Minggu, 13 April 2025

facebook twitter whatsapp telegram line copy

URL berhasil dicopy

facebook icon twitter icon whatsapp icon telegram icon line icon copy

URL berhasil dicopy

Foto: Ilustrasi

Foto: Ilustrasi

Saya rasa sudah saatnya Presiden Republik Indonesia dan Menteri Luar Negeri untuk meninjau kembali kebijakan dan narasi terkait isu Palestina. Di tengah konflik yang terus menderita warga Gaza, kita tahu bahwa banyak negara Eropa bahkan Amerika yang mulai menaruh simpati dan mendukung kebebasan tanah Palestina, menyuarakan keprihatinan atas genosida yang dilakukan oleh Israel.

Pramoedya.id: Jika kita menengok lebih jauh, kita akan menemukan bahwa mayoritas rakyat Indonesia sebenarnya memiliki rasa solidaritas yang serupa—yaitu mendukung perjuangan Palestina. Namun, apa yang terjadi di level pemerintahan Indonesia justru tampak kebingungannya: kebijakan luar negeri yang tidak jelas arah dan tujuannya. Kini, bukannya ada gebrakan nyata yang berani memperjuangkan Palestina, kita malah mendengar niat yang lebih mirip sebuah mimpi buruk: rencana untuk mengevakuasi ribuan warga Gaza ke Indonesia.

Tentu saja, dalam pandangan Prabowo, kebijakan ini disebut sebagai sebuah “langkah kemanusiaan”. Sebuah niat mulia yang disampaikan dengan gegap gempita, seolah-olah memberikan solusi bagi penderitaan yang tak kunjung reda. Namun bagi sebagian besar kita yang masih memiliki ingatan sejarah dan sedikit memahami seluk-beluk geopolitik, tindakan ini lebih terasa seperti omon-omon yang mengkhawatirkan—sebuah reaksi emosional yang tidak berakar pada pemahaman mendalam, apalagi solusi jangka panjang.

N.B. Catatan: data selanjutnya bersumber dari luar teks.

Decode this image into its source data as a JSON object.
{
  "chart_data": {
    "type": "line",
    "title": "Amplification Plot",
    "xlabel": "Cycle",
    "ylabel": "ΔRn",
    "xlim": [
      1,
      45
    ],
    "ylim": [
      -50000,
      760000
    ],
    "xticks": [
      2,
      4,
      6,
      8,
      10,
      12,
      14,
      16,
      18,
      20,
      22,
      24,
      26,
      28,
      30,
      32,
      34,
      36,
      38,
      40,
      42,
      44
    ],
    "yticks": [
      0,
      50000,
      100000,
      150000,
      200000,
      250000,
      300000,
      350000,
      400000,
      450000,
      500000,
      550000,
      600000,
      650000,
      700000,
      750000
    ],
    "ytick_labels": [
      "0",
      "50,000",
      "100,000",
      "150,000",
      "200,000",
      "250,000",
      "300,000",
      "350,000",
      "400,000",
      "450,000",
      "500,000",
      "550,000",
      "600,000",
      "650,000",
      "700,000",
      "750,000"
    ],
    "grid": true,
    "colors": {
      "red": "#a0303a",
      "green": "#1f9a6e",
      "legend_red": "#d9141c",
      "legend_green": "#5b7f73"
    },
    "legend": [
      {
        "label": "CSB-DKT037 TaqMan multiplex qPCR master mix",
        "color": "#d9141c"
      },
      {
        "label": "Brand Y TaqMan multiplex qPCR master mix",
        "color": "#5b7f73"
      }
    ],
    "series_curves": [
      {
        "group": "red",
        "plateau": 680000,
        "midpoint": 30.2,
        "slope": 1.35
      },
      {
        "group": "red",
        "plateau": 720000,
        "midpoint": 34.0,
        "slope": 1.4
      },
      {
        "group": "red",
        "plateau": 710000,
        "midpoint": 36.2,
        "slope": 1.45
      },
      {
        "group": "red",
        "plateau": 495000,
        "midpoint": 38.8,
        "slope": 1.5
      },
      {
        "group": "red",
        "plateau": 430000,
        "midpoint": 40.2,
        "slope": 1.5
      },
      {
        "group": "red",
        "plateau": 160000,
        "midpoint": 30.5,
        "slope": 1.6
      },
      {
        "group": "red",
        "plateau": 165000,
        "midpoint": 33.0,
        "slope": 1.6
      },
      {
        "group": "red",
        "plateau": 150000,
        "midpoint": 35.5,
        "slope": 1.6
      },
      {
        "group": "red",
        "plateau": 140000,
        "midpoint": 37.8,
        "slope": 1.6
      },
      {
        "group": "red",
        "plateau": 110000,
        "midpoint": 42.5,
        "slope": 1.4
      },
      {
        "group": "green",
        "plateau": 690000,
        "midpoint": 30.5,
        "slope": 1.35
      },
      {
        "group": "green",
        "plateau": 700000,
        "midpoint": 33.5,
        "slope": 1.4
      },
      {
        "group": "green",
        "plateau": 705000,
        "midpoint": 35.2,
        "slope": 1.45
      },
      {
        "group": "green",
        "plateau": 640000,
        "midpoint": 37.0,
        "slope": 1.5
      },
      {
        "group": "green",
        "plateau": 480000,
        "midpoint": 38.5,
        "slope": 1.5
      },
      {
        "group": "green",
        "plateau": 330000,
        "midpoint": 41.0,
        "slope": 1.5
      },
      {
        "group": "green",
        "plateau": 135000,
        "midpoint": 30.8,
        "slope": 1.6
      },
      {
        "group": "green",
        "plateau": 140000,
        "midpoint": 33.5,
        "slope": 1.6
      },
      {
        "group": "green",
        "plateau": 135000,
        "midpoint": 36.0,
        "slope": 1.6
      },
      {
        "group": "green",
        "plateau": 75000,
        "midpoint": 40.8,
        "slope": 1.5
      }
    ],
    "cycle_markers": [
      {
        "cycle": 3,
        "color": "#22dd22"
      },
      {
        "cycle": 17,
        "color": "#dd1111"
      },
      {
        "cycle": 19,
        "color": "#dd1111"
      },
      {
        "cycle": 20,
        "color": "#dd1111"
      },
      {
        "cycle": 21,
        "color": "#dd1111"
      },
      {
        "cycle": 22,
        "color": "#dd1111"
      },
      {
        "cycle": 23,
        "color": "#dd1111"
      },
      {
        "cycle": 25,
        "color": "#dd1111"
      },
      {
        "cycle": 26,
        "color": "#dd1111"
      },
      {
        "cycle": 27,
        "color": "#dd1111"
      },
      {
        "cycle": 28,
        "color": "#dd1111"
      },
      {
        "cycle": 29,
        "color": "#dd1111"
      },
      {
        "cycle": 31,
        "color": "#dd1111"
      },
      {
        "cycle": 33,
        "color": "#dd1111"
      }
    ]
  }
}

Alih-alih membantu Palestina, kebijakan ini justru bisa menambah masalah baru yang lebih besar. Apakah langkah ini benar-benar berorientasi pada kesejahteraan rakyat Palestina, atau hanya sebuah gimmick untuk menyelamatkan citra internasional?

Mari kita ingat sebentar: Palestina adalah negara pertama yang mengakui kemerdekaan Indonesia. Palestina mengakui kemerdekaan Indonesia pada 6 September 1944, setahun sebelum Indonesia memproklamasikan kemerdekaannya pada 17 Agustus 1945. Pengakuan ini disebarluaskan oleh Syekh Muhammad Amin Al-Husaini, Mufti Besar Palestina, melalui radio di Berlin, Jerman. Palestina menjadi salah satu negara pertama yang mengakui kedaulatan Indonesia, bahkan sebelum negara-negara Arab lainnya.

Pengakuan ini merupakan respons atas janji Perdana Menteri Jepang, Kuniaki Koiso, pada 6 September 1944. Singkatnya, Jepang berjanji memberikan kemerdekaan kepada Indonesia. Dukungan Palestina terhadap Indonesia tidak hanya berupa pengakuan, tetapi juga bantuan konkret, seperti donasi dari saudagar kaya Palestina, Muhammad Ali Thahir, untuk memenangkan perjuangan Indonesia.

Ketika dunia belum sepenuhnya percaya pada republik muda yang baru bangkit dari penjajahan, Palestina berdiri paling depan. Sekarang, balasan kita adalah: “Mari tinggalkan tanahmu, tinggal di sini saja sementara.”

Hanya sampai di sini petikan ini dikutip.